Which answers are better & why? What grade would you give these answers on a 10-point scale? How can the weaker answers be improved? What are the differences in study habits among those who wrote these answers? Remember these were written in about 6-7 minutes with OPEN NOTES.


Quote 2 [see textbook, Book of the Dead]

  1. This shows how people who should declare their innocence. It’s a list of evils that has counters for evictions. Its called the book of dead. It was written or translated from Miriam Lichtheim.




  1. These quotes stating some of the questions asked in the book of the dead, which was thought to be imperative in order to pass from this life to the next. Each question was supposed to have been asked for a certain king or hierarchy.

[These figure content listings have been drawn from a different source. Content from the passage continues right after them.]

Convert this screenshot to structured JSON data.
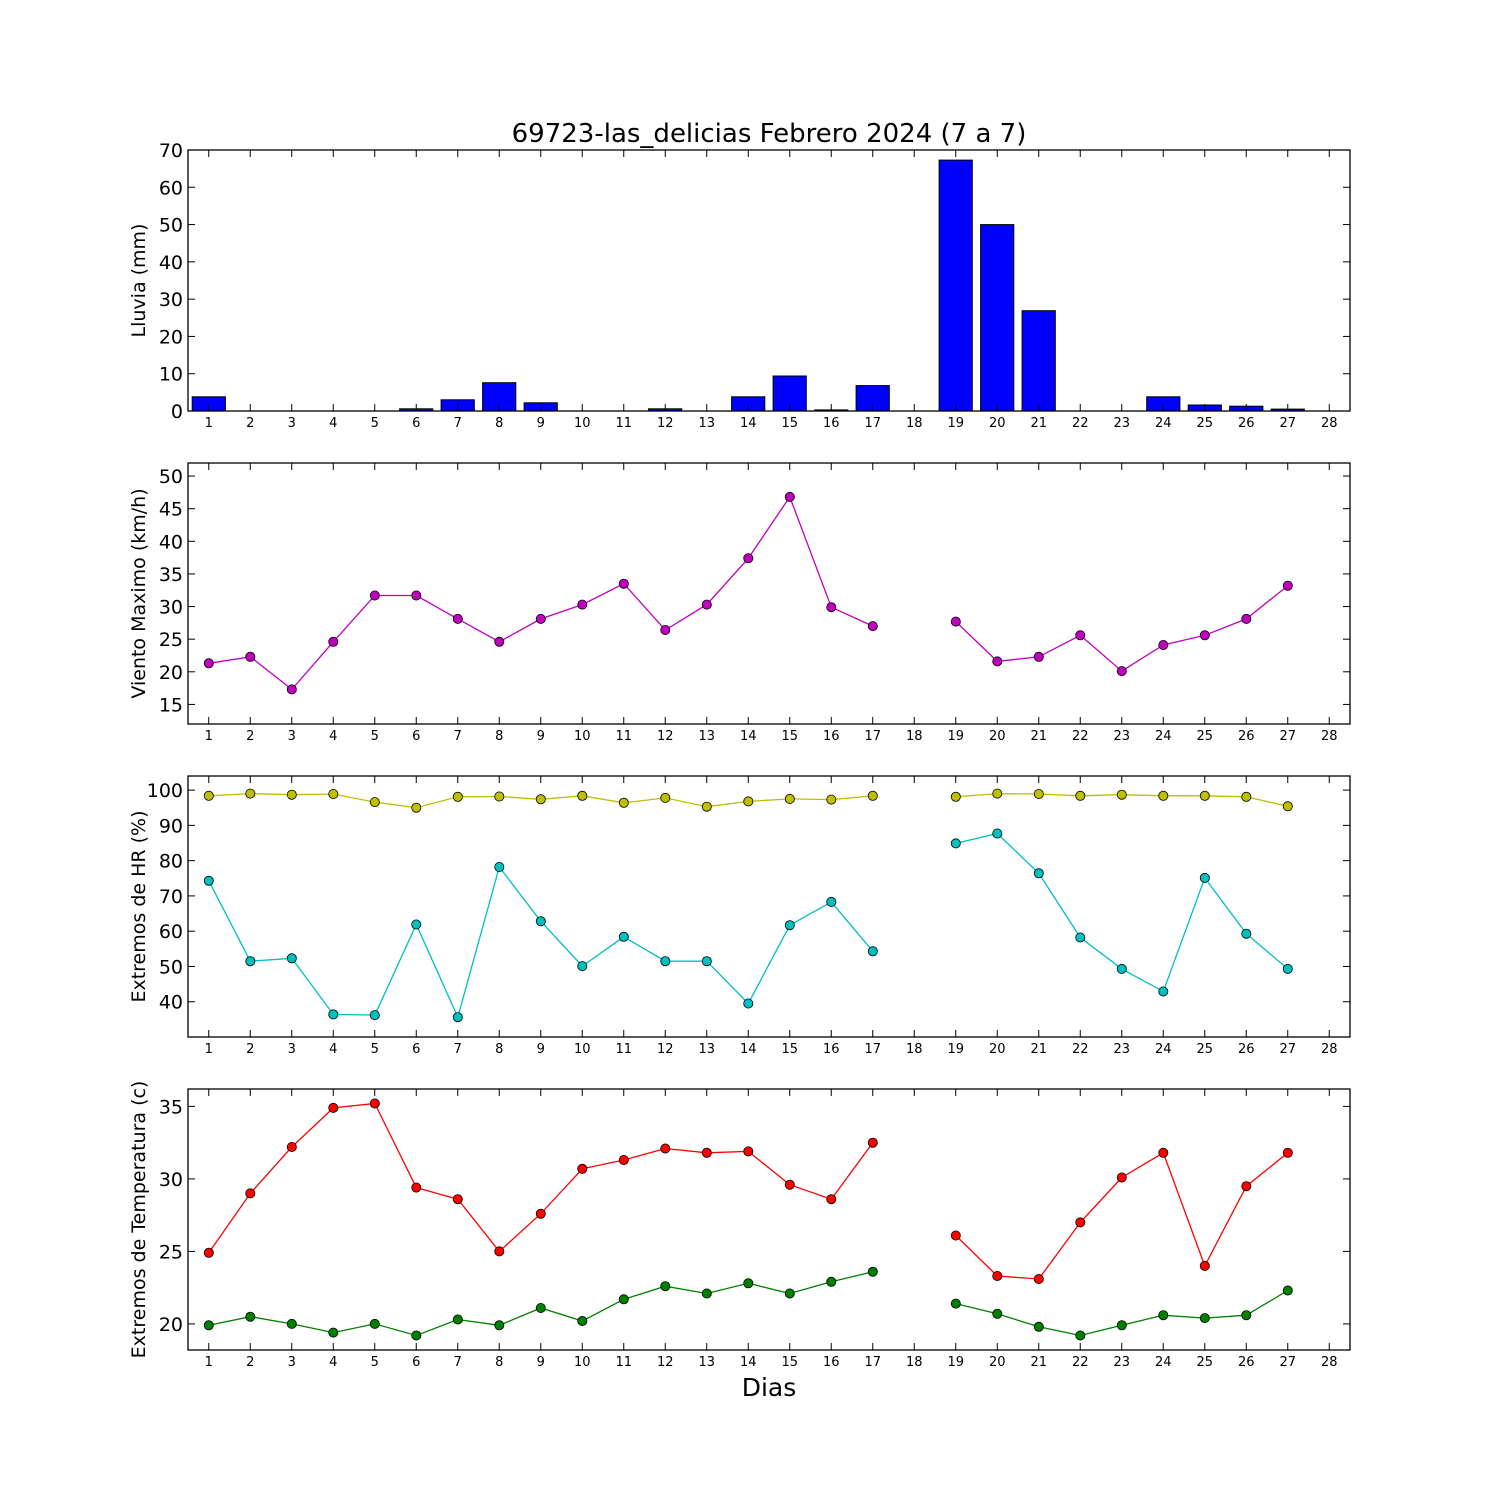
{
  "title": "69723-las_delicias Febrero 2024  (7 a 7)",
  "xlabel": "Dias",
  "colors": {
    "rain": "#0000ff",
    "wind": "#bf00bf",
    "hr_max": "#bfbf00",
    "hr_min": "#00bfbf",
    "t_max": "#ff0000",
    "t_min": "#008000"
  },
  "chart_data": [
    {
      "type": "bar",
      "ylabel": "Lluvia (mm)",
      "ylim": [
        0,
        70
      ],
      "yticks": [
        0,
        10,
        20,
        30,
        40,
        50,
        60,
        70
      ],
      "xlim": [
        0.5,
        28.5
      ],
      "xticks": [
        1,
        2,
        3,
        4,
        5,
        6,
        7,
        8,
        9,
        10,
        11,
        12,
        13,
        14,
        15,
        16,
        17,
        18,
        19,
        20,
        21,
        22,
        23,
        24,
        25,
        26,
        27,
        28
      ],
      "series": [
        {
          "color_key": "rain",
          "x": [
            1,
            2,
            3,
            4,
            5,
            6,
            7,
            8,
            9,
            10,
            11,
            12,
            13,
            14,
            15,
            16,
            17,
            18,
            19,
            20,
            21,
            22,
            23,
            24,
            25,
            26,
            27,
            28
          ],
          "values": [
            3.8,
            0,
            0,
            0,
            0,
            0.6,
            3.0,
            7.6,
            2.2,
            0,
            0,
            0.6,
            0,
            3.8,
            9.4,
            0.3,
            6.8,
            null,
            67.3,
            50.0,
            26.9,
            0,
            0,
            3.8,
            1.6,
            1.3,
            0.5,
            null
          ]
        }
      ]
    },
    {
      "type": "line",
      "ylabel": "Viento Maximo (km/h)",
      "ylim": [
        12,
        52
      ],
      "yticks": [
        15,
        20,
        25,
        30,
        35,
        40,
        45,
        50
      ],
      "xlim": [
        0.5,
        28.5
      ],
      "xticks": [
        1,
        2,
        3,
        4,
        5,
        6,
        7,
        8,
        9,
        10,
        11,
        12,
        13,
        14,
        15,
        16,
        17,
        18,
        19,
        20,
        21,
        22,
        23,
        24,
        25,
        26,
        27,
        28
      ],
      "series": [
        {
          "color_key": "wind",
          "x": [
            1,
            2,
            3,
            4,
            5,
            6,
            7,
            8,
            9,
            10,
            11,
            12,
            13,
            14,
            15,
            16,
            17,
            18,
            19,
            20,
            21,
            22,
            23,
            24,
            25,
            26,
            27,
            28
          ],
          "values": [
            21.3,
            22.3,
            17.3,
            24.6,
            31.7,
            31.7,
            28.1,
            24.6,
            28.1,
            30.3,
            33.5,
            26.4,
            30.3,
            37.4,
            46.8,
            29.9,
            27.0,
            null,
            27.7,
            21.6,
            22.3,
            25.6,
            20.1,
            24.1,
            25.6,
            28.1,
            33.2,
            null
          ]
        }
      ]
    },
    {
      "type": "line",
      "ylabel": "Extremos de HR (%)",
      "ylim": [
        30,
        104
      ],
      "yticks": [
        40,
        50,
        60,
        70,
        80,
        90,
        100
      ],
      "xlim": [
        0.5,
        28.5
      ],
      "xticks": [
        1,
        2,
        3,
        4,
        5,
        6,
        7,
        8,
        9,
        10,
        11,
        12,
        13,
        14,
        15,
        16,
        17,
        18,
        19,
        20,
        21,
        22,
        23,
        24,
        25,
        26,
        27,
        28
      ],
      "series": [
        {
          "color_key": "hr_max",
          "x": [
            1,
            2,
            3,
            4,
            5,
            6,
            7,
            8,
            9,
            10,
            11,
            12,
            13,
            14,
            15,
            16,
            17,
            18,
            19,
            20,
            21,
            22,
            23,
            24,
            25,
            26,
            27,
            28
          ],
          "values": [
            98.4,
            99.0,
            98.7,
            98.9,
            96.6,
            95.0,
            98.1,
            98.2,
            97.4,
            98.4,
            96.4,
            97.8,
            95.3,
            96.8,
            97.5,
            97.3,
            98.4,
            null,
            98.1,
            99.0,
            98.9,
            98.4,
            98.7,
            98.4,
            98.4,
            98.1,
            95.4,
            null
          ]
        },
        {
          "color_key": "hr_min",
          "x": [
            1,
            2,
            3,
            4,
            5,
            6,
            7,
            8,
            9,
            10,
            11,
            12,
            13,
            14,
            15,
            16,
            17,
            18,
            19,
            20,
            21,
            22,
            23,
            24,
            25,
            26,
            27,
            28
          ],
          "values": [
            74.3,
            51.5,
            52.3,
            36.4,
            36.2,
            61.9,
            35.6,
            78.2,
            62.8,
            50.1,
            58.4,
            51.5,
            51.5,
            39.5,
            61.7,
            68.3,
            54.3,
            null,
            84.9,
            87.7,
            76.4,
            58.2,
            49.3,
            42.9,
            75.1,
            59.3,
            49.3,
            null
          ]
        }
      ]
    },
    {
      "type": "line",
      "ylabel": "Extremos de Temperatura (c)",
      "ylim": [
        18.2,
        36.2
      ],
      "yticks": [
        20,
        25,
        30,
        35
      ],
      "xlim": [
        0.5,
        28.5
      ],
      "xticks": [
        1,
        2,
        3,
        4,
        5,
        6,
        7,
        8,
        9,
        10,
        11,
        12,
        13,
        14,
        15,
        16,
        17,
        18,
        19,
        20,
        21,
        22,
        23,
        24,
        25,
        26,
        27,
        28
      ],
      "series": [
        {
          "color_key": "t_max",
          "x": [
            1,
            2,
            3,
            4,
            5,
            6,
            7,
            8,
            9,
            10,
            11,
            12,
            13,
            14,
            15,
            16,
            17,
            18,
            19,
            20,
            21,
            22,
            23,
            24,
            25,
            26,
            27,
            28
          ],
          "values": [
            24.9,
            29.0,
            32.2,
            34.9,
            35.2,
            29.4,
            28.6,
            25.0,
            27.6,
            30.7,
            31.3,
            32.1,
            31.8,
            31.9,
            29.6,
            28.6,
            32.5,
            null,
            26.1,
            23.3,
            23.1,
            27.0,
            30.1,
            31.8,
            24.0,
            29.5,
            31.8,
            null
          ]
        },
        {
          "color_key": "t_min",
          "x": [
            1,
            2,
            3,
            4,
            5,
            6,
            7,
            8,
            9,
            10,
            11,
            12,
            13,
            14,
            15,
            16,
            17,
            18,
            19,
            20,
            21,
            22,
            23,
            24,
            25,
            26,
            27,
            28
          ],
          "values": [
            19.9,
            20.5,
            20.0,
            19.4,
            20.0,
            19.2,
            20.3,
            19.9,
            21.1,
            20.2,
            21.7,
            22.6,
            22.1,
            22.8,
            22.1,
            22.9,
            23.6,
            null,
            21.4,
            20.7,
            19.8,
            19.2,
            19.9,
            20.6,
            20.4,
            20.6,
            22.3,
            null
          ]
        }
      ]
    }
  ]
}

If you answered wrong to these questions, you were supposed to spend eternity in between life and the afterlife (death).




  1. This comes from a time when Memphis was a large city so it would probably have been written in the Old Kingdom of Egypt. This quotation doesn't tell or show where the writer might have been from or who it was. This passage tells of possible tales or stories from the shadow-eater or religious beliefs. Also it was description of different people of different cities.

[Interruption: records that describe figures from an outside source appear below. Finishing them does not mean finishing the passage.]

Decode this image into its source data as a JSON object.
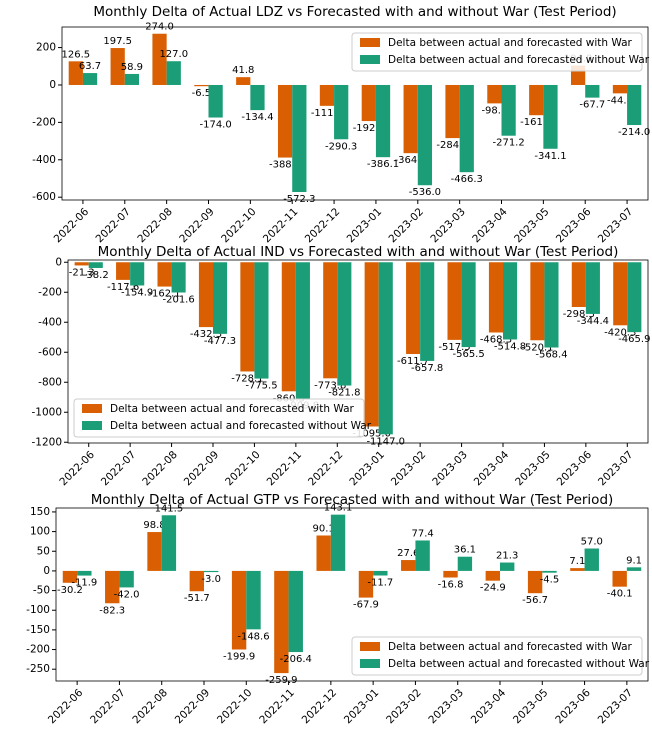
{
  "chart_data": [
    {
      "type": "bar",
      "title": "Monthly Delta of Actual LDZ vs Forecasted with and without War (Test Period)",
      "categories": [
        "2022-06",
        "2022-07",
        "2022-08",
        "2022-09",
        "2022-10",
        "2022-11",
        "2022-12",
        "2023-01",
        "2023-02",
        "2023-03",
        "2023-04",
        "2023-05",
        "2023-06",
        "2023-07"
      ],
      "series": [
        {
          "name": "Delta between actual and forecasted with War",
          "color": "#d95f02",
          "values": [
            126.5,
            197.5,
            274.0,
            -6.5,
            41.8,
            -388.1,
            -111.6,
            -192.9,
            -364.6,
            -284.0,
            -98.4,
            -161.6,
            104.0,
            -44.8
          ],
          "value_labels": [
            "126.5",
            "197.5",
            "274.0",
            "-6.5",
            "41.8",
            "-388.1",
            "-111.6",
            "-192.9",
            "-364.6",
            "-284.0",
            "-98.4",
            "-161.6",
            "104.0",
            "-44.8"
          ]
        },
        {
          "name": "Delta between actual and forecasted without War",
          "color": "#1b9e77",
          "values": [
            63.7,
            58.9,
            127.0,
            -174.0,
            -134.4,
            -572.3,
            -290.3,
            -386.1,
            -536.0,
            -466.3,
            -271.2,
            -341.1,
            -67.7,
            -214.0
          ],
          "value_labels": [
            "63.7",
            "58.9",
            "127.0",
            "-174.0",
            "-134.4",
            "-572.3",
            "-290.3",
            "-386.1",
            "-536.0",
            "-466.3",
            "-271.2",
            "-341.1",
            "-67.7",
            "-214.0"
          ]
        }
      ],
      "ylim": [
        -615,
        310
      ],
      "yticks": [
        -600,
        -400,
        -200,
        0,
        200
      ],
      "legend": "upper right"
    },
    {
      "type": "bar",
      "title": "Monthly Delta of Actual IND vs Forecasted with and without War (Test Period)",
      "categories": [
        "2022-06",
        "2022-07",
        "2022-08",
        "2022-09",
        "2022-10",
        "2022-11",
        "2022-12",
        "2023-01",
        "2023-02",
        "2023-03",
        "2023-04",
        "2023-05",
        "2023-06",
        "2023-07"
      ],
      "series": [
        {
          "name": "Delta between actual and forecasted with War",
          "color": "#d95f02",
          "values": [
            -21.3,
            -117.6,
            -162.1,
            -432.3,
            -728.1,
            -860.3,
            -773.8,
            -1095.0,
            -611.7,
            -517.5,
            -468.3,
            -520.1,
            -298.3,
            -420.3
          ],
          "value_labels": [
            "-21.3",
            "-117.6",
            "-162.1",
            "-432.3",
            "-728.1",
            "-860.3",
            "-773.8",
            "-1095.0",
            "-611.7",
            "-517.5",
            "-468.3",
            "-520.1",
            "-298.3",
            "-420.3"
          ]
        },
        {
          "name": "Delta between actual and forecasted without War",
          "color": "#1b9e77",
          "values": [
            -38.2,
            -154.9,
            -201.6,
            -477.3,
            -775.5,
            -909.8,
            -821.8,
            -1147.0,
            -657.8,
            -565.5,
            -514.8,
            -568.4,
            -344.4,
            -465.9
          ],
          "value_labels": [
            "-38.2",
            "-154.9",
            "-201.6",
            "-477.3",
            "-775.5",
            "-909.8",
            "-821.8",
            "-1147.0",
            "-657.8",
            "-565.5",
            "-514.8",
            "-568.4",
            "-344.4",
            "-465.9"
          ]
        }
      ],
      "ylim": [
        -1205,
        15
      ],
      "yticks": [
        -1200,
        -1000,
        -800,
        -600,
        -400,
        -200,
        0
      ],
      "legend": "lower left"
    },
    {
      "type": "bar",
      "title": "Monthly Delta of Actual GTP vs Forecasted with and without War (Test Period)",
      "categories": [
        "2022-06",
        "2022-07",
        "2022-08",
        "2022-09",
        "2022-10",
        "2022-11",
        "2022-12",
        "2023-01",
        "2023-02",
        "2023-03",
        "2023-04",
        "2023-05",
        "2023-06",
        "2023-07"
      ],
      "series": [
        {
          "name": "Delta between actual and forecasted with War",
          "color": "#d95f02",
          "values": [
            -30.2,
            -82.3,
            98.8,
            -51.7,
            -199.9,
            -259.9,
            90.1,
            -67.9,
            27.6,
            -16.8,
            -24.9,
            -56.7,
            7.1,
            -40.1
          ],
          "value_labels": [
            "-30.2",
            "-82.3",
            "98.8",
            "-51.7",
            "-199.9",
            "-259.9",
            "90.1",
            "-67.9",
            "27.6",
            "-16.8",
            "-24.9",
            "-56.7",
            "7.1",
            "-40.1"
          ]
        },
        {
          "name": "Delta between actual and forecasted without War",
          "color": "#1b9e77",
          "values": [
            -11.9,
            -42.0,
            141.5,
            -3.0,
            -148.6,
            -206.4,
            143.1,
            -11.7,
            77.4,
            36.1,
            21.3,
            -4.5,
            57.0,
            9.1
          ],
          "value_labels": [
            "-11.9",
            "-42.0",
            "141.5",
            "-3.0",
            "-148.6",
            "-206.4",
            "143.1",
            "-11.7",
            "77.4",
            "36.1",
            "21.3",
            "-4.5",
            "57.0",
            "9.1"
          ]
        }
      ],
      "ylim": [
        -280,
        160
      ],
      "yticks": [
        -250,
        -200,
        -150,
        -100,
        -50,
        0,
        50,
        100,
        150
      ],
      "legend": "lower right"
    }
  ]
}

  1. This excerpt is a story (The story of Sinhue or one of those) beseeching the gods for mercy on him in the afterlife and all of his worldly possessions. He would have been a Pharoah, Pharoah's son or some noble. This was from the middle to New Kingdom. He was showing that he had followed the law of Maat.




  1. The quote originates from the New Kingdom of Egypt. Even during the beginnings of Egyptian civilization there existed a fascination with the endless cycle of life and death. As families could afford more complex burial ceremonies during New Kingdom Egypt, it was practiced the placing of a book of instructions with the mummy in the coffin. The Book of the Dead, as it was called, gave magical instructions to ward off danger while preparing the dead for their trial before the gods. This quote comes from a long list of sins that the dead could deny also known as "Declaring Innocence of Judgment Day." Those sins imply the nature of what was believed to be a sinless or sinful individual. One can infer somewhat the values of ancient Egyptians based on the laws of right and wrong imposed by the king keeping justice.

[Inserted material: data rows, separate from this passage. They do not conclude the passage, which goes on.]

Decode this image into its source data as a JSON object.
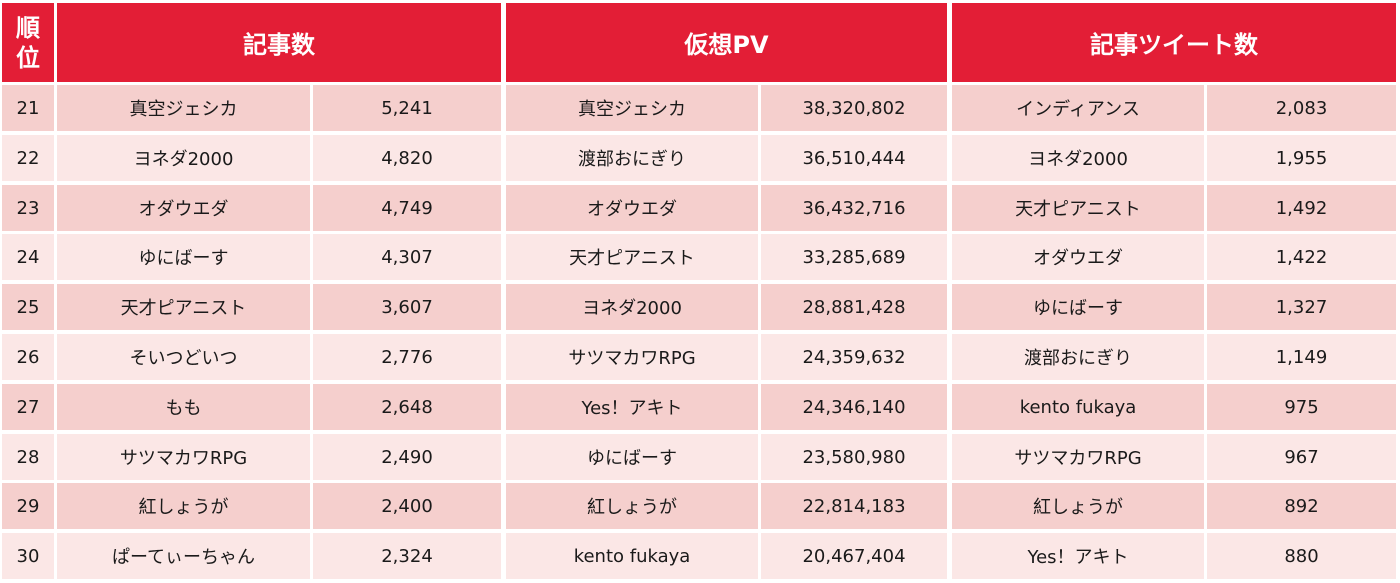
{
  "header": {
    "rank": [
      "順",
      "位"
    ],
    "articles": "記事数",
    "pv": "仮想PV",
    "tweets": "記事ツイート数"
  },
  "rows": [
    {
      "rank": "21",
      "articles_name": "真空ジェシカ",
      "articles_value": "5,241",
      "pv_name": "真空ジェシカ",
      "pv_value": "38,320,802",
      "tweets_name": "インディアンス",
      "tweets_value": "2,083"
    },
    {
      "rank": "22",
      "articles_name": "ヨネダ2000",
      "articles_value": "4,820",
      "pv_name": "渡部おにぎり",
      "pv_value": "36,510,444",
      "tweets_name": "ヨネダ2000",
      "tweets_value": "1,955"
    },
    {
      "rank": "23",
      "articles_name": "オダウエダ",
      "articles_value": "4,749",
      "pv_name": "オダウエダ",
      "pv_value": "36,432,716",
      "tweets_name": "天才ピアニスト",
      "tweets_value": "1,492"
    },
    {
      "rank": "24",
      "articles_name": "ゆにばーす",
      "articles_value": "4,307",
      "pv_name": "天才ピアニスト",
      "pv_value": "33,285,689",
      "tweets_name": "オダウエダ",
      "tweets_value": "1,422"
    },
    {
      "rank": "25",
      "articles_name": "天才ピアニスト",
      "articles_value": "3,607",
      "pv_name": "ヨネダ2000",
      "pv_value": "28,881,428",
      "tweets_name": "ゆにばーす",
      "tweets_value": "1,327"
    },
    {
      "rank": "26",
      "articles_name": "そいつどいつ",
      "articles_value": "2,776",
      "pv_name": "サツマカワRPG",
      "pv_value": "24,359,632",
      "tweets_name": "渡部おにぎり",
      "tweets_value": "1,149"
    },
    {
      "rank": "27",
      "articles_name": "もも",
      "articles_value": "2,648",
      "pv_name": "Yes！アキト",
      "pv_value": "24,346,140",
      "tweets_name": "kento fukaya",
      "tweets_value": "975"
    },
    {
      "rank": "28",
      "articles_name": "サツマカワRPG",
      "articles_value": "2,490",
      "pv_name": "ゆにばーす",
      "pv_value": "23,580,980",
      "tweets_name": "サツマカワRPG",
      "tweets_value": "967"
    },
    {
      "rank": "29",
      "articles_name": "紅しょうが",
      "articles_value": "2,400",
      "pv_name": "紅しょうが",
      "pv_value": "22,814,183",
      "tweets_name": "紅しょうが",
      "tweets_value": "892"
    },
    {
      "rank": "30",
      "articles_name": "ぱーてぃーちゃん",
      "articles_value": "2,324",
      "pv_name": "kento fukaya",
      "pv_value": "20,467,404",
      "tweets_name": "Yes！アキト",
      "tweets_value": "880"
    }
  ]
}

  1. At first this quote seems quite strange. When one looks at how this fits into the context of Ancient Egyptians society, it appears quite ordinary. Probably dictated by a religious official, priest, and written and copied by scribes, this is a quote from the Book of the Dead dating from the Middle & New Kingdoms. This was required reading for all mummies. It's importance stems from the Egyptian fervor of belief in the afterlife. When a person died their life was judged by the gods, specifically Maat (goddess of order) and Anubis, lord of the underworld who weighed the purity of hearts against a feather. The book listed all the sins one must be able to deny, and which beings to deny them to. The fact that nearly all Egyptians were buried with these spiritual books belies how important religion was in their lives.